BORNEONEWS, Sampit - Kejaksaan Negeri Kotawaringin Timur yang melakukan penyelidikan di sejumlah kasus BPN Kotim tidak hanya fokus pada kerugian negara saja. Namun juga ada yang mengarah pada aroma gratifikasi.

Disinyalir modus dari penerbitan sejumlah surat tanah ternyata ada yang bukan berupa uang, tetapi dalam bentuk kompensasi tanah. Itu terbukti dari sejumlah pengadaan tanah yang dilakukan. Tidak sedikit nama pejabat hingga keluarga kalangan pegawai BPN selalu ada.

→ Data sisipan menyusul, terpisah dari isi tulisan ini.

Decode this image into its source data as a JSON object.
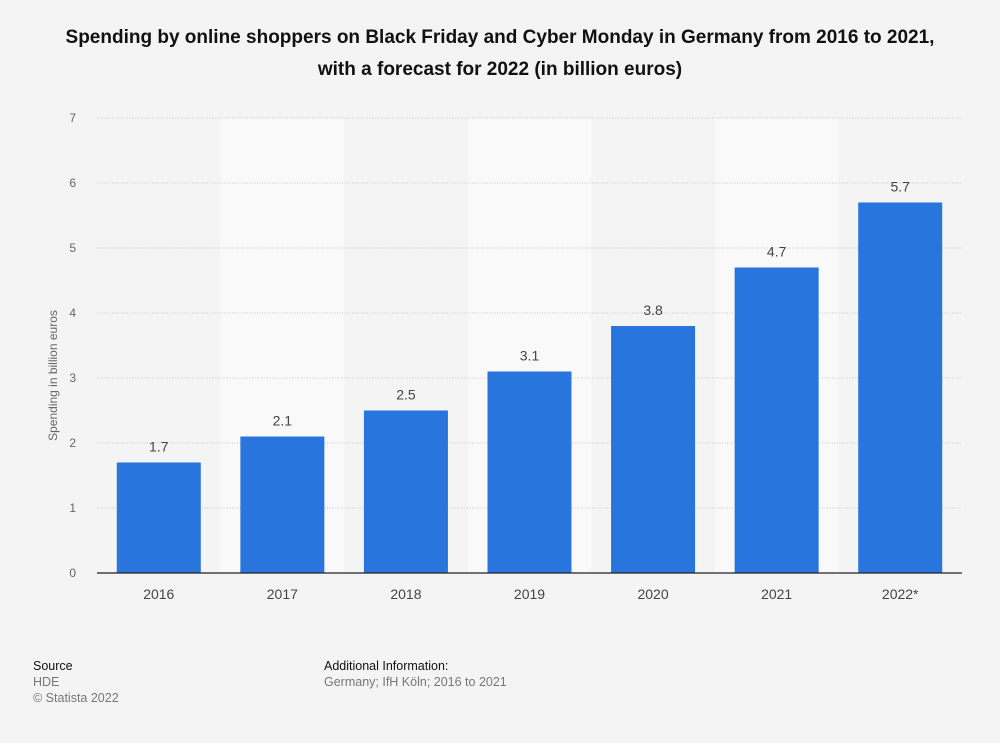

"Inilah yang sedang kami dalami, memang betul mereka tidak dapat apa-apa saat kita menanyakan menerima uang atau tidak. Tapi ternyata tanah yang banyak," kata salah seorang sumber penyidik di Kejari Kotim, Kamis (12/10/2017).

Bahkan jika dinilai harga tanah itu cukup besar, mengingat dari beberapa pengadaan tanah baik melalui IP4T berada di lokasi yang strategis. Seperti pengadaan tanah di kawasan Kelurahan Baamang Hulu dan Baamang Barat Kecamatan Baamang dan Kelurahan Pasir Putih dan Desa Bapeng Kecamatan MB Ketapang.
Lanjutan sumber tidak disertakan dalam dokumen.